Bien entendu, s’il était possible de découvrir et corriger les dommages infligés aux consommateurs (à supposer que cette notion holiste ait un sens…), telle serait effectivement la première démarche à accomplir.

Toute la question est de savoir si les régulateurs en ont la capacité. Or, les développements précédents de Mme Ohlhausen tendaient précisément à montrer que les régulateurs ne sont absolument pas en mesure de découvrir et corriger les « échecs du marché » (à supposer que cette notion, etc.).

Tout indique au contraire que l’allocation des moyens de production que l’Etat pourrait proposer ne saurait être que bien inférieure à celle résultant du libre jeu du marché. Par son intervention, le régulateur, tel un éléphant dans un magasin de porcelaine, ne peut donc que générer des distorsions, créer des dommages.

Il résulte des arguments mêmes de Mme Ohlhausen que le régulateur ne dispose pas d’informations suffisantes pour identifier et corriger les dommages infligés aux consommateurs. L’humilité consisterait à le reconnaître.

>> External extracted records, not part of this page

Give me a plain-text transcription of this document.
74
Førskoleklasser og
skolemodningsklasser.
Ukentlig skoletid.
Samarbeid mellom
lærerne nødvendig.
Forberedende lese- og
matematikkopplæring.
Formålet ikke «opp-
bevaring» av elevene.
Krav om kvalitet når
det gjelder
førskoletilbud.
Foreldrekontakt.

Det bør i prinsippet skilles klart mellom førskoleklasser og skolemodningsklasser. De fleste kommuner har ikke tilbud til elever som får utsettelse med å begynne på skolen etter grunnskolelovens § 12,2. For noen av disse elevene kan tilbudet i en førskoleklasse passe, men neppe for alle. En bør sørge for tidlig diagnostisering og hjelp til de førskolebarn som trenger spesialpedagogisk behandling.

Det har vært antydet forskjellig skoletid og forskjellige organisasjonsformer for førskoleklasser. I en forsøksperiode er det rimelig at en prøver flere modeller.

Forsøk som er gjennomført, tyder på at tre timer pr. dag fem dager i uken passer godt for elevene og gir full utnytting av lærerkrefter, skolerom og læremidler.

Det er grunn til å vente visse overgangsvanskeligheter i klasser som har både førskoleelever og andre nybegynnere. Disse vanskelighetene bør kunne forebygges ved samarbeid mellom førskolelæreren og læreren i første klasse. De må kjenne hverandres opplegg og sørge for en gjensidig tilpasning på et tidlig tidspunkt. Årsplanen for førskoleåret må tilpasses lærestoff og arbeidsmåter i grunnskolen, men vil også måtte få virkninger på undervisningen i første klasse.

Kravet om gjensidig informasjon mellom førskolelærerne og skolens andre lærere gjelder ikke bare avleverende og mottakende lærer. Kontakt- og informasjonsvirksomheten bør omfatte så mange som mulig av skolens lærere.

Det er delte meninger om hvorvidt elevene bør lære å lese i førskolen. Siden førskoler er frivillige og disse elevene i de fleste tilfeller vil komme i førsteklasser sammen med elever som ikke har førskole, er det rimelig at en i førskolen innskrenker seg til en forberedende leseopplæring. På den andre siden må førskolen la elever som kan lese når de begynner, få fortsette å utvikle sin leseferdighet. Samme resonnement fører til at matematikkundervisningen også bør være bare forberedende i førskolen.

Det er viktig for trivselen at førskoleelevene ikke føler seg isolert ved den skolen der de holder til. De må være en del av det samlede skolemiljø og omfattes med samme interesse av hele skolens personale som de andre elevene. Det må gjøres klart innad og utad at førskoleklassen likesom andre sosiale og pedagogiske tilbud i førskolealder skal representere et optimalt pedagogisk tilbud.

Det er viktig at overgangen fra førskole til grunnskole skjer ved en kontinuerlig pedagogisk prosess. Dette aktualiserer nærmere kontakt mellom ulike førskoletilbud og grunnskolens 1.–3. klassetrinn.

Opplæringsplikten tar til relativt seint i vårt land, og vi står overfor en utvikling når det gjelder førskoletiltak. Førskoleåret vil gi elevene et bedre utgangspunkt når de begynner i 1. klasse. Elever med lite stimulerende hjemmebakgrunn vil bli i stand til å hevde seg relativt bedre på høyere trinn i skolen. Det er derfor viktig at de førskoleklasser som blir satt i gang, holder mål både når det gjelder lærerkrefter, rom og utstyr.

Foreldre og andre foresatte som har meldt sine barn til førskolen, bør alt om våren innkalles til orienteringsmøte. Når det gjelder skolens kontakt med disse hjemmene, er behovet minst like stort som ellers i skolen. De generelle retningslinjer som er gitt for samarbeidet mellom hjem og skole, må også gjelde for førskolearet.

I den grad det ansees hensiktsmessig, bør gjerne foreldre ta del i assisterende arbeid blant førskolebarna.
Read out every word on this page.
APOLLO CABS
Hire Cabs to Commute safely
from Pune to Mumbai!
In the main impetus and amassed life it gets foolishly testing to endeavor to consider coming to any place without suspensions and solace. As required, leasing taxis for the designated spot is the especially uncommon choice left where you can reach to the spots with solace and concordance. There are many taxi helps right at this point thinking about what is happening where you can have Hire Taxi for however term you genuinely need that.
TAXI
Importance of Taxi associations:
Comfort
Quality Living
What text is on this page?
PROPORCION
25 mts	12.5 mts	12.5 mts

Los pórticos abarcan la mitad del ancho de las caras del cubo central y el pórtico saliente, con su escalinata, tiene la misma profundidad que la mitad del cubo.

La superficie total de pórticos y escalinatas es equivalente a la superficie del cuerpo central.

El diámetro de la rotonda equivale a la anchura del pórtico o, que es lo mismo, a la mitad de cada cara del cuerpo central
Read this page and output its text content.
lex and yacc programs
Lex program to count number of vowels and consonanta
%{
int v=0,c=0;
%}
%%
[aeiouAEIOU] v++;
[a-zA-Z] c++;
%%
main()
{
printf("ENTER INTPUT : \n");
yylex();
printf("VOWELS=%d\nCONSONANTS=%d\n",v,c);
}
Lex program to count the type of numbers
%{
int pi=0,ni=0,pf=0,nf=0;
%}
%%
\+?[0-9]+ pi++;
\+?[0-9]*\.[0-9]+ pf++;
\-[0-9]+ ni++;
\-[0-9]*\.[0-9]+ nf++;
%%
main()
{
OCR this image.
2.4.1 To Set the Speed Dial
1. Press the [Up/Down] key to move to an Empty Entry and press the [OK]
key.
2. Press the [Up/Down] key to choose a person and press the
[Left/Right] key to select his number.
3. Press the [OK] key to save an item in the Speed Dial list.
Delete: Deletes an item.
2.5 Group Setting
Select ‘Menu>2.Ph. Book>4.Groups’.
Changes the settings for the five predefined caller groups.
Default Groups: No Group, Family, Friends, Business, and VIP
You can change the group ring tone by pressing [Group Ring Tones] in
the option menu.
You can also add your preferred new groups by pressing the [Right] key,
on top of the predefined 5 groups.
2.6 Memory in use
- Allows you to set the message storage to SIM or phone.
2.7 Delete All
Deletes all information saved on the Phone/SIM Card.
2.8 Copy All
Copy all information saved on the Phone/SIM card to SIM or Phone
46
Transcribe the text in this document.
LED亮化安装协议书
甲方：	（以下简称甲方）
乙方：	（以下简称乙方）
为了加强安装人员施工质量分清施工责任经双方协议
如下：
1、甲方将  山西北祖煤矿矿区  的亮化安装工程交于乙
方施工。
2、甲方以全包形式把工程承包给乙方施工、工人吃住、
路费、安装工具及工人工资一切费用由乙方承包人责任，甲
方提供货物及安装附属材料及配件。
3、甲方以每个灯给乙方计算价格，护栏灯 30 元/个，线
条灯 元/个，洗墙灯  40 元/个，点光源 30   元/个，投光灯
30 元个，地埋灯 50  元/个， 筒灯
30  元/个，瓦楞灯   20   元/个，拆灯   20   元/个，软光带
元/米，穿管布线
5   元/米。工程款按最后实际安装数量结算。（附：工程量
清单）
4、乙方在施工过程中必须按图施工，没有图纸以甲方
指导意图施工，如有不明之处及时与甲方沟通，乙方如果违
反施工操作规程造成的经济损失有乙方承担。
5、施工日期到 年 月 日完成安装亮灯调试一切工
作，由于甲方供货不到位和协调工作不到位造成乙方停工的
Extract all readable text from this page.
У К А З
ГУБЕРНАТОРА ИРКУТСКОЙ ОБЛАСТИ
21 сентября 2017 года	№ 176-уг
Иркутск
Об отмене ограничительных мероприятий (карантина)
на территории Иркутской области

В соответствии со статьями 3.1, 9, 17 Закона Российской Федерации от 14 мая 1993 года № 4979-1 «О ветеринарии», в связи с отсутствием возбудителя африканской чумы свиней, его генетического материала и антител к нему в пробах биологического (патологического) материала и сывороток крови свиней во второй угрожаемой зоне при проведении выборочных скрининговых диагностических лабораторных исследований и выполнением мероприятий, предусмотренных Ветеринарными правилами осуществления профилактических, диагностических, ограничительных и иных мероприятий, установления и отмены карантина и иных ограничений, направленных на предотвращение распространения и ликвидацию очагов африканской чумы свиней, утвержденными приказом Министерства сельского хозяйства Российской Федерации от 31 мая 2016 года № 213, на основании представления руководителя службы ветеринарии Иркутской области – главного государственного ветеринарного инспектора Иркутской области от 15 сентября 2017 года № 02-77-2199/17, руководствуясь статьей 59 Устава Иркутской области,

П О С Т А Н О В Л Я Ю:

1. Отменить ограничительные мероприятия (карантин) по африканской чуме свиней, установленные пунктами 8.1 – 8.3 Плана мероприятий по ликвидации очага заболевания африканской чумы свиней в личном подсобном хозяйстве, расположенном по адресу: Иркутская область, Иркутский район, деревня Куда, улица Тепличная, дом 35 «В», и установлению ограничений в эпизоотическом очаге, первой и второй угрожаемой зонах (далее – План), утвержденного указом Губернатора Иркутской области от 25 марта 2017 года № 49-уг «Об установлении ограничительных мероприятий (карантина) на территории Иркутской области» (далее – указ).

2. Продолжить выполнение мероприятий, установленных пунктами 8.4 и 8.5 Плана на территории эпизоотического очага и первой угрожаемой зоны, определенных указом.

b/ Deuxièmement, Mme Ohlhausen soutient que

Agencies have limited resources and we should generally spend those resources to stop existing [proved?] or extremely likely harms rather than trying to prevent speculative or unsubstantial harms.

Là encore, le problème est nié : pour les raisons que notre auteur avait lui-même avancées, les régulateurs ne sont pas en mesure de démontrer que, dans une situation concrète, un dommage serait « extrêmement vraisemblable ».

Au demeurant, comment pourrait-on démontrer concrètement l’existence d’un dommage aux consommateurs alors que l’on ne dispose même pas de critère théorique pour définir ce que serait le prix concurrentiel, i.e., le prix au-delà duquel les consommateurs sont supposés subir un dommage  ?

c/ Troisièmement, Mme Ohlhausen énonce que

I think regulators […] should therefore engage in diligent cost-benefit analysis. Now, the appropriate depth of such analysis might vary, depending on the situation. In clear cases of a fraud by a single party, where there are no consumer benefits, the costs and benefits need not necessarily be detailed exhaustively. However, for cases where there are both costs and benefits and the decision could affect a wide range of parties, regulators are to carefully assess consumer harms and benefits.

L’on voit que la solution suggérée par notre auteur consiste à se montrer diligent et prudent dans l’analyse et la mise en balance des coûts et bénéfices (lesquels, je le rappelle, sont exprimés en termes de surplus).

Or, tout d’abord, l’on n’a pas attendu Mme Ohlhausen pour recommander la pratique de ces vertus, lesquelles ne se limitent d’ailleurs pas aux activités régulatrices : tout un chacun sait qu’il est bon de se montrer diligent et prudent. Mettre effectivement en œuvre ces vertus est une autre affaire, et notre auteur ne nous fournit aucune clé pour y réussir.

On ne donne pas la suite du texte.